Finally, the state contends that the record shows no prejudice arising from the delay. Fairchild responds that the passage of time affected critical testimony at trial by a law enforcement officer. The record on this point is far from conclusive. In any event, it is not clear what weight, if any, should be given to prejudice, or the lack of it, in this case. In State v. Hobson, 99 Idaho 200, 579 P.2d 697 (1978), our Supreme Court held that a balancing approach to speedy trial issues — in which prejudice is weighed along with other factors — would not apply to the Idaho constitutional guarantee, as supplemented by I.C. § 19-3501, if the time limit imposed by the statute were violated and the state failed to show good cause for the violation. Here, the time limit imposed by I.C.A.R. 11 has been violated and the state has failed to show good cause for the violation. Consistent with Hobson, we believe the balancing approach to be inapposite in this type of case.

In light of recent controversy over Hobson within our Supreme Court, as reflected by the majority and dissenting opinions *1244 filed in State v. Russell, 108 Idaho 58, 696 P.2d 909 (1985), we deem it appropriate to add that we would find a denial of speedy trial in this case even if a balancing test were employed. The balance turns upon the length of the delay, the reasons for it, the accused's assertion of his right to a speedy trial, and the existence of prejudice. Barker v. Wingo, 407 U.S. 514, 92 S. Ct. 2182, 33 L. Ed. 2d 101 (1972). Here, the delay was sufficient to infringe upon the right to a speedy trial. Although the state was not at fault for the entire twenty-eight month period from arrest to trial, the state manifestly bore chief responsibility for the time consumed by the thirteen-month appeal to the district court. No justification was offered for the undue delay occasioned by the appeal. Fairchild had timely asserted his demand for a speedy trial. These factors are not outweighed, in our estimation, by the lack of a cogent showing of prejudice. To hold otherwise would make prejudice such a dominant criterion that the balancing approach would be virtually nullified. An accused person's right to a speedy trial, as distinguished from his right to a fair trial, would be defeated.
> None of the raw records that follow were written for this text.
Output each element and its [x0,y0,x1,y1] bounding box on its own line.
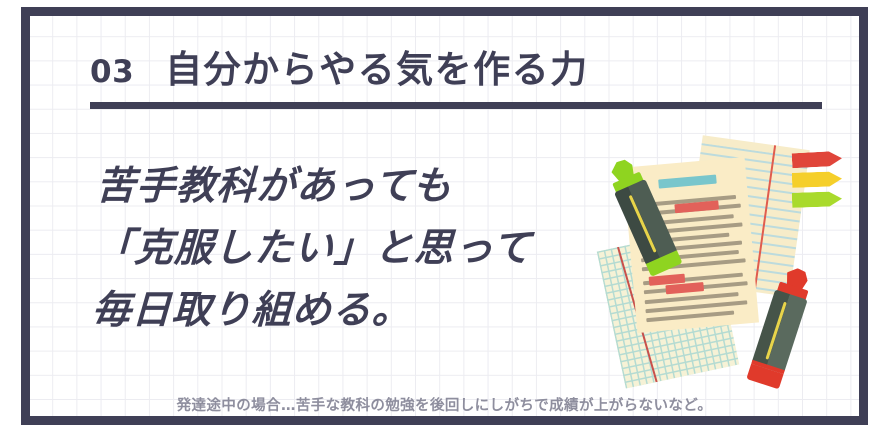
red-highlight-bar [665,282,704,294]
slide-frame: 03 自分からやる気を作る力 苦手教科があっても 「克服したい」と思って 毎日取… [21,7,868,425]
sticky-flag-yellow-icon [792,171,842,188]
footer-note: 発達途中の場合…苦手な教科の勉強を後回しにしがちで成績が上がらないなど。 [30,394,859,415]
study-papers-illustration [600,134,850,374]
sticky-flag-red-icon [792,151,843,169]
body-line-3: 毎日取り組める。 [91,280,531,342]
slide-canvas: 03 自分からやる気を作る力 苦手教科があっても 「克服したい」と思って 毎日取… [0,0,886,443]
body-copy: 苦手教科があっても 「克服したい」と思って 毎日取り組める。 [91,156,536,342]
body-line-1: 苦手教科があっても [95,156,535,218]
sticky-flags-group [792,152,848,214]
body-line-2: 「克服したい」と思って [93,218,533,280]
slide-content: 03 自分からやる気を作る力 苦手教科があっても 「克服したい」と思って 毎日取… [30,16,859,416]
page-title: 自分からやる気を作る力 [165,39,589,93]
section-number: 03 [90,54,134,90]
document-text-line [646,311,734,323]
slide-header: 03 自分からやる気を作る力 [90,39,589,93]
title-underline-rule [90,102,822,109]
sticky-flag-green-icon [792,191,842,208]
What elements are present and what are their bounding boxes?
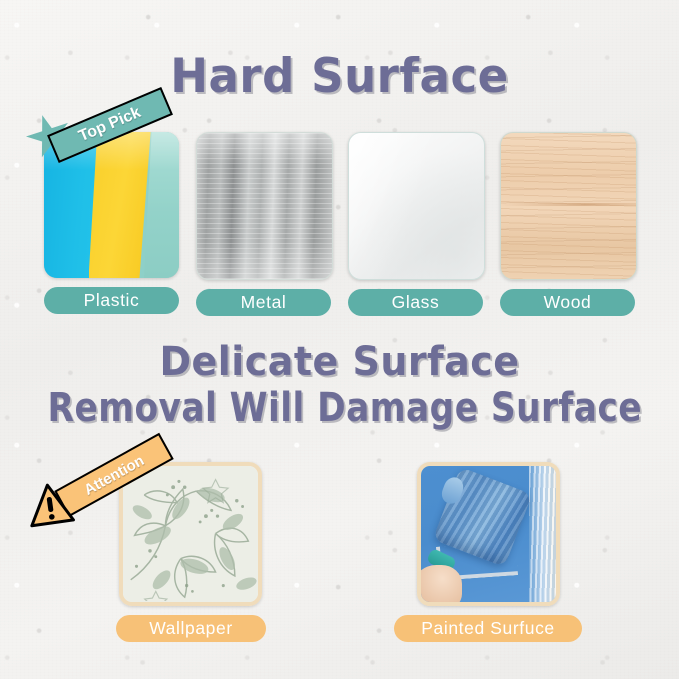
warning-triangle-icon	[23, 479, 77, 529]
top-pick-badge: Top Pick	[26, 96, 176, 156]
attention-badge: Attention	[24, 450, 174, 528]
glass-swatch	[348, 132, 485, 280]
page-subtitle-removal-warning: Removal Will Damage Surface	[48, 385, 632, 431]
material-card-glass[interactable]: Glass	[348, 132, 483, 316]
paint-wet-edge	[529, 466, 556, 602]
surface-label-painted: Painted Surfuce	[394, 615, 582, 642]
surface-card-painted[interactable]: Painted Surfuce	[417, 462, 560, 642]
wood-swatch	[500, 132, 637, 280]
material-label-plastic: Plastic	[44, 287, 179, 314]
material-card-wood[interactable]: Wood	[500, 132, 635, 316]
metal-shine-highlight	[197, 133, 332, 279]
glass-shine-highlight	[349, 133, 484, 279]
hard-surface-item-row: Plastic Metal Glass Wood	[0, 132, 679, 316]
material-label-wood: Wood	[500, 289, 635, 316]
material-label-metal: Metal	[196, 289, 331, 316]
painted-surface-photo	[417, 462, 560, 606]
attention-label: Attention	[81, 452, 147, 499]
wood-grain-line	[501, 203, 636, 206]
page-title-delicate-surface: Delicate Surface	[17, 339, 662, 385]
top-pick-label: Top Pick	[76, 104, 143, 146]
metal-swatch	[196, 132, 333, 280]
material-card-metal[interactable]: Metal	[196, 132, 331, 316]
surface-label-wallpaper: Wallpaper	[116, 615, 266, 642]
hand-holding-roller	[417, 565, 462, 606]
material-label-glass: Glass	[348, 289, 483, 316]
infographic-canvas: Hard Surface Plastic Metal Glass	[0, 0, 679, 679]
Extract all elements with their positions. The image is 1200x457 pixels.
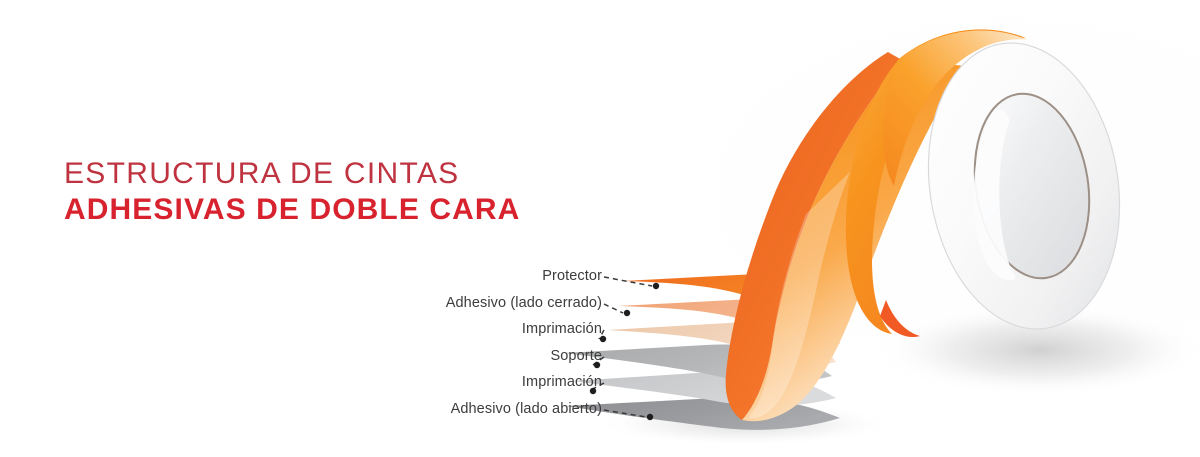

The proper appellate response to an infringement of the right to a speedy trial is to set aside the conviction. We do not take such action lightly but believe it to be our duty under the unique circumstances presented here. Accordingly, the judgment of conviction in this case is reversed.

WALTERS, C.J., and SWANSTROM, J., concur.

NOTES

[1] The Idaho Criminal Rules, presently in effect, continue to impose responsibilities upon magistrates as well as district judges with respect to suppression issues. Rule 12(b)(3) provides for suppression motions to be made in the district court. However, Rule 5.1(b) provides as follows: "Motions to suppress must be made in a trial court as provided in Rule 12; provided, if at the preliminary hearing the evidence shows facts which would ultimately require the suppression of evidence sought to be used against the defendant, such evidence shall be excluded and shall not be considered by the magistrate in his determination of probable cause."

[2] Judgment and sentence were pronounced orally by the court on September 3, 1980. A notice of appeal was filed on that day. Although premature when filed, we hold the notice of appeal sufficient to invoke appellate jurisdiction. See State v. Gissel, 105 Idaho 287, 668 P.2d 1018 (1983). The long duration of this appeal has been due in part to delays by both parties in filing briefs and to numerous additions to the record, the last of which was filed by order of the clerk of the Supreme Court/Court of Appeals on January 16, 1985.

[3] The attorney's candor is commendable. By our opinion today, we intimate no view that the prosecutor, whom we believe to be capable and industrious, would intentionally cause delay.

[4] In 1978, I.C. § 19-3501 provided that "[t]he court, unless good cause to the contrary is shown, must order the prosecution or indictment to be dismissed... . [i]f a defendant, whose trial has not been postponed upon his application, is not brought to trial at the next term of the court... ." In 1980, the reference to terms of court was eliminated and a six-month period was substituted. See 1980 Idaho Sess. Laws ch. 102, § 1, pp. 226-27.